Faut vous dire que ma mère était fervente royaliste ; aussi, malgré le danger des dénonciations, avait-elle conservé pieusement dans l’armoire au linge ce volume du premier dauphin, et souvent, le soir, quand nos gens étaient couchés, assis tous deux dans la grande cheminée, elle me faisait lire les gazettes, car elle n’était pas habile à déchiffrer l’imprimé, la chère femme ! Et au récit des massacres, des atrocités, elle se signait d’une main tremblante et disait dévotement son chapelet pour les victimes de la Terreur.
Une, surtout, l’intéressait entre toutes, et je partageais son sentiment : c’était le pauvre petit prince enfermé au Temple, que, depuis la mort de son père, les Vendéens appelaient Louis XVII et que les Jacobins appelaient Louis Capet.
Et nous nous attendrissions en lisant aussi les écrits royalistes publiés sous le manteau et qui racontaient sa longue agonie.
— Et dire que son bourreau est un homme qui porte le nom de ton père… un homme qui a de son sang dans les veines… et qui s’est assis à notre table ! s’écriait ma mère indignée. Ah ! s’il y revenait jamais !
En effet, cet horrible cordonnier était un peu notre cousin et même mon parrain. Ce fut même ce titre qui me décida à tenter l’aventure que je vais vous conter.
III
Un matin donc — j’avais mûri mon projet toute la nuit, — je descendis au petit jour, sans que ma mère m’entendît ; j’allai à la vieille armoire et j’en tirai le Télémaque que je mis sous ma veste.

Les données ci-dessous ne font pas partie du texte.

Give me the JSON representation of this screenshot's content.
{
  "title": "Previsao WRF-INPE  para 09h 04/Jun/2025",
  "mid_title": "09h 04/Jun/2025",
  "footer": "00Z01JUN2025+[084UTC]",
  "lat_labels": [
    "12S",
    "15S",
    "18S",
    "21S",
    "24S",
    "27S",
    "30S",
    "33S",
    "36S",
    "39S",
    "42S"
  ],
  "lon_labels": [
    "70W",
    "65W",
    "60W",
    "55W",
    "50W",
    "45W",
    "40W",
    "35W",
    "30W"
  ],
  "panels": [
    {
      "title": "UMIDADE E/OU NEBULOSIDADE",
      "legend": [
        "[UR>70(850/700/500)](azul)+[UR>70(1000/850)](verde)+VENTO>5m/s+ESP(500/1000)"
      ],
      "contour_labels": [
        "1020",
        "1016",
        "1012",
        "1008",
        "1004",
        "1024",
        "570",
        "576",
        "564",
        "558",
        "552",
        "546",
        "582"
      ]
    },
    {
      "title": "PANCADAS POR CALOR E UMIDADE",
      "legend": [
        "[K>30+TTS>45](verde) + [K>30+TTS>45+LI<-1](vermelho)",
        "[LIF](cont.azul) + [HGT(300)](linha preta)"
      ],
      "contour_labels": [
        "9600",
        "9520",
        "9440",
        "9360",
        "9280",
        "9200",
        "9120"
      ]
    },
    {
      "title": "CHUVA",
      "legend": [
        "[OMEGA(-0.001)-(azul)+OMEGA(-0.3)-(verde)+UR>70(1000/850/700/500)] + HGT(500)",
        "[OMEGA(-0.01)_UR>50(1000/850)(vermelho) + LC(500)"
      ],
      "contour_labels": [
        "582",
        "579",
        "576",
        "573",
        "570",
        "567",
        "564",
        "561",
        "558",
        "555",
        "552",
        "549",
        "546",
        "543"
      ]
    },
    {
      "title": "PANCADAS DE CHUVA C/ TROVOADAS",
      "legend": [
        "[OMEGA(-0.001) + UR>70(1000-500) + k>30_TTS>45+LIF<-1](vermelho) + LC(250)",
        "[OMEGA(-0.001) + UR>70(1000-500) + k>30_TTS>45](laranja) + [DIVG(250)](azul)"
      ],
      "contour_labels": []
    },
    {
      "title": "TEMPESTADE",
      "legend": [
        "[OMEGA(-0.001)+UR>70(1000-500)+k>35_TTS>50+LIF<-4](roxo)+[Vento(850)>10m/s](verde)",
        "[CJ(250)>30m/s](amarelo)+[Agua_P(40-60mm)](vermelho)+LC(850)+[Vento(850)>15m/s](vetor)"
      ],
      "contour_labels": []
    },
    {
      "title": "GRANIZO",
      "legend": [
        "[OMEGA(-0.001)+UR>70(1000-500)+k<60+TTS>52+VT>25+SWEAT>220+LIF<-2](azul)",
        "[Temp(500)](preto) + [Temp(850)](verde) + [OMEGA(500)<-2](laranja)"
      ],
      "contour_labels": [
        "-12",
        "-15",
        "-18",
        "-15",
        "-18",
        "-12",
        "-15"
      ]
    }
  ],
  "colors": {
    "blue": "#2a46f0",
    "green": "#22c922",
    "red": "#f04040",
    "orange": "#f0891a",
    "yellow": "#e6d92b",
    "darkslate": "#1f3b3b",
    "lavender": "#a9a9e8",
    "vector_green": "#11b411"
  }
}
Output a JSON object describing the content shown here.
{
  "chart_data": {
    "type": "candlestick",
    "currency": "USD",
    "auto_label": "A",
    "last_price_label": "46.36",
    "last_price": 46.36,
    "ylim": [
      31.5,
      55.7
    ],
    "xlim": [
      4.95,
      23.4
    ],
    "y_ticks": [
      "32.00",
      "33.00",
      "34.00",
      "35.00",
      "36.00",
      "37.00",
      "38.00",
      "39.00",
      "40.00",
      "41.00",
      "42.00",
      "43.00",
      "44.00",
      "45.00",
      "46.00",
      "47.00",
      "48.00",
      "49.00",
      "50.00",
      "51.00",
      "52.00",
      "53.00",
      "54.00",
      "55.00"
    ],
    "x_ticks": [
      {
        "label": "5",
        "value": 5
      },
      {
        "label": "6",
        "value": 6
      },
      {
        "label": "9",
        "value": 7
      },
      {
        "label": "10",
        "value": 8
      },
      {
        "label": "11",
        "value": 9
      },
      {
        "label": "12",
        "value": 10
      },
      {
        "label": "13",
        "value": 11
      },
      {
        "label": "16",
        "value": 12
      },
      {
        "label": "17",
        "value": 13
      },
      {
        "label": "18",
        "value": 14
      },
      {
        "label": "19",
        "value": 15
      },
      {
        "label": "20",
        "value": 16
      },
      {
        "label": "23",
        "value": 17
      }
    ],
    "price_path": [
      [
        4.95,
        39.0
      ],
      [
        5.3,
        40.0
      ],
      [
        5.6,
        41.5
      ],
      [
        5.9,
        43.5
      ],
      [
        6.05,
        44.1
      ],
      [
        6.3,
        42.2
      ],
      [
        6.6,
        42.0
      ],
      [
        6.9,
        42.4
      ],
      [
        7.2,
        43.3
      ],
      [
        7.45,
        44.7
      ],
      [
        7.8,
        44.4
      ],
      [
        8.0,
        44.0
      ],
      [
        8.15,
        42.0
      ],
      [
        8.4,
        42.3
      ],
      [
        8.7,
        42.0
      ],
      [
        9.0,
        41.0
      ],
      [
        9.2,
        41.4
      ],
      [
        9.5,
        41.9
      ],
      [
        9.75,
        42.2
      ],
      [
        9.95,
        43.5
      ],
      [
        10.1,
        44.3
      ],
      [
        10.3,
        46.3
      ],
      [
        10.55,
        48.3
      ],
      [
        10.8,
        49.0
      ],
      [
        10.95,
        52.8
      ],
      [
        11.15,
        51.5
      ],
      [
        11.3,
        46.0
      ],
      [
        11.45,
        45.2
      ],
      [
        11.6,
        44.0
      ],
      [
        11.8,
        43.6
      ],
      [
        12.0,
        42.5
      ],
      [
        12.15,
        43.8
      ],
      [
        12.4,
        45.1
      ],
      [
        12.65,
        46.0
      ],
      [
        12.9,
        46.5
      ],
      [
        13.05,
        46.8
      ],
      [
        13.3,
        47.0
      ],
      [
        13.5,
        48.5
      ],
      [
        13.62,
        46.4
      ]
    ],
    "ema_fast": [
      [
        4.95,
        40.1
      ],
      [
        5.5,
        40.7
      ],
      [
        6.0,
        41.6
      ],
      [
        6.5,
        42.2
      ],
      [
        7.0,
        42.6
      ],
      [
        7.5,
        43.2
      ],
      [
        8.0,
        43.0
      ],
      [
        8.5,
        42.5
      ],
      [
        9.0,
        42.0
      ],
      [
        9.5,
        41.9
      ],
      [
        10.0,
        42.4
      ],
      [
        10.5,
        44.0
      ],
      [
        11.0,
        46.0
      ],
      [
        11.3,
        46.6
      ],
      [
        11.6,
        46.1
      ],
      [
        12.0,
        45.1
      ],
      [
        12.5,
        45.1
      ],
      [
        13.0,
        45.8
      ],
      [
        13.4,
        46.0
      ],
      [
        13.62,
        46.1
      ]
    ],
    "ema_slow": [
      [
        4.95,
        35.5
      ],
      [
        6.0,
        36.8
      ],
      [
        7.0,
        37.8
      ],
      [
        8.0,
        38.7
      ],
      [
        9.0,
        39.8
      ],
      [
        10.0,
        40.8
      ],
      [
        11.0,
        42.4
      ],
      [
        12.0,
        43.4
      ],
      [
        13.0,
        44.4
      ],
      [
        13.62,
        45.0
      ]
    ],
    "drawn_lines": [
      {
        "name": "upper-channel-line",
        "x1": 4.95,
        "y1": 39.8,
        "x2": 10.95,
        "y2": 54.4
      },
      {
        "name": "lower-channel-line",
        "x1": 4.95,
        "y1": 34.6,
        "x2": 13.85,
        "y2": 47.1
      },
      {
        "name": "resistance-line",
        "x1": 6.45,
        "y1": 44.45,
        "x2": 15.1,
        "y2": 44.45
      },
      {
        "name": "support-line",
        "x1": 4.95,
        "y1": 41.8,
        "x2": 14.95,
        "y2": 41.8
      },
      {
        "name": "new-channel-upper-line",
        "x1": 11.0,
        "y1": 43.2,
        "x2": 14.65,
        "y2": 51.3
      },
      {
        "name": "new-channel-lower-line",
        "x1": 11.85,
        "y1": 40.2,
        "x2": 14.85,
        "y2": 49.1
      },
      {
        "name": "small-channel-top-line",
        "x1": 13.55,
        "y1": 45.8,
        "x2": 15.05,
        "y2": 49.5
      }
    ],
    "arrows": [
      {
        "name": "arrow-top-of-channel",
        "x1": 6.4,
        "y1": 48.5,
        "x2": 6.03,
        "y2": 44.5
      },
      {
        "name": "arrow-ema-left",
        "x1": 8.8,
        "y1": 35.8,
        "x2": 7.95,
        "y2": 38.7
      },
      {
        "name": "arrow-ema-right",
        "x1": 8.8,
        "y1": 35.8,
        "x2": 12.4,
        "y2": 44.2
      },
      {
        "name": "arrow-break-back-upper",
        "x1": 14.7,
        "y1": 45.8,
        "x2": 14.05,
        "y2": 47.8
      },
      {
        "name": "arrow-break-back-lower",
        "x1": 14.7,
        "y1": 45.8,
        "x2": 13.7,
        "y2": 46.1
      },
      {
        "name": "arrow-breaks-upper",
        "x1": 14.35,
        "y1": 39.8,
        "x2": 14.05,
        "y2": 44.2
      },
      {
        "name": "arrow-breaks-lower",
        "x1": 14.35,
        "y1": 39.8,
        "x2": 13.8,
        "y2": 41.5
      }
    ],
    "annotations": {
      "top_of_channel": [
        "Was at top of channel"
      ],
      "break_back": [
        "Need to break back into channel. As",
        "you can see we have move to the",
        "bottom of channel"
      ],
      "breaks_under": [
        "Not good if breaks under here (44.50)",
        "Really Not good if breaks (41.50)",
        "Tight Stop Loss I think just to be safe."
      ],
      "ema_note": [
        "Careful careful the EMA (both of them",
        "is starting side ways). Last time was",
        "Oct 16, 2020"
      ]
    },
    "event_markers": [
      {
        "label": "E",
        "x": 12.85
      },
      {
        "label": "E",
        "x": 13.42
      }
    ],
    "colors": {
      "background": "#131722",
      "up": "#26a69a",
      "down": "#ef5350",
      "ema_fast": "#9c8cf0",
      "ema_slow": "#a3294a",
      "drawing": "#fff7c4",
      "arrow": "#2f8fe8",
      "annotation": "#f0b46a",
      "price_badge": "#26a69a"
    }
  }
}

J’allais partir, mes sabots à ma main, quand, à la faible lueur de l’aurore, j’aperçus sur la table, devant mon assiette, un bel œuf bleu de roi (le rouge était une couleur odieuse) avec mon initiale en jaune.
C’est vrai ! c’était Pâques ; maman n’avait pas oublié la fête proscrite.
L’œuf alla rejoindre le volume et je me mis en route.
Il était midi lorsque, après avoir franchi sans encombre les portes de Paris (un enfant, ça passe partout !), j’arrivai devant le Temple élevant sa tour massive vers le ciel.
Hardiment, je passai devant le factionnaire.
— Eh bien ! eh bien ! où vas-tu donc, gamin ? Est-ce qu’on entre ici comme dans un moulin ?
— Je vais chez le citoyen Simon.
— Qu’est-ce que tu lui veux ?
— Je veux le voir ; c’est mon parrain.
— Tiens, le voilà justement, ton parrain, dit le soldat en me montrant un homme à figure patibulaire qui traversait la cour… et je ne t’en fais pas mon compliment, ajouta le brave homme en reprenant sa faction.
— Bonjour, parrain, m’écriai-je en me jetant dans les bras du cordonnier, qui me repoussa, du reste, assez brutalement.
— Qu’est-ce que tu veux, galopin ? gronda-t-il d’une voix enrouée.
— Comment ! tu ne reconnais pas ton filleul !… sans compter que tu lui as donné, paraît-il, un assez vilain nom.
— Eh ! c’est le petit Louis Simon.
— Oui, les camarades se moquent de moi, me traitent d’aristocrate parce que je m’appelle comme l’ancien roi.
— Ils ont raison.
— Merci bien, j’ai beau leur dire que ce n’est pas ma faute, mais celle de mon parrain, rien n’y fait.
— Tu n’as qu’à changer de nom.
— C’est ça que j’ai pensé ; mais la mère m’a dit : Ça ne serait pas honnéte pour le citoyen Simon ; il faut le consulter et lui demander, comme parrain, de choisir le nouveau nom de son filleul.
— C’est juste.
Ma petite fable n’était pas trop mal arrangée, et Simon, flatté de cette déférence, m’invita à déjeuner ; puis, au dessert :
— J’ai réfléchi à ta demande, garçon, elle démontre ton civisme ; en conséquence, pour remplacer le nom odieux d’un tyran, je te donne celui d’un homme qui a tué ses fils en haine de la royauté : je te nomme Brutus, et il n’y aura plus que des chouans pour rire de ce nom-là !
Je remerciai mon parrain de ce nouveau nom, et comme il prenait un trousseau de grosses clés que je lorgnais du coin de il se tourna tout à coup vers moi :
— Allons, suis-moi, Brutus, et tu pourras dire à tes camarades comment ton parrain traite la graine de tyran.
J’obéis, le cœur battant bien fort.
Enfin ! j’arrivais donc au but de mes désirs.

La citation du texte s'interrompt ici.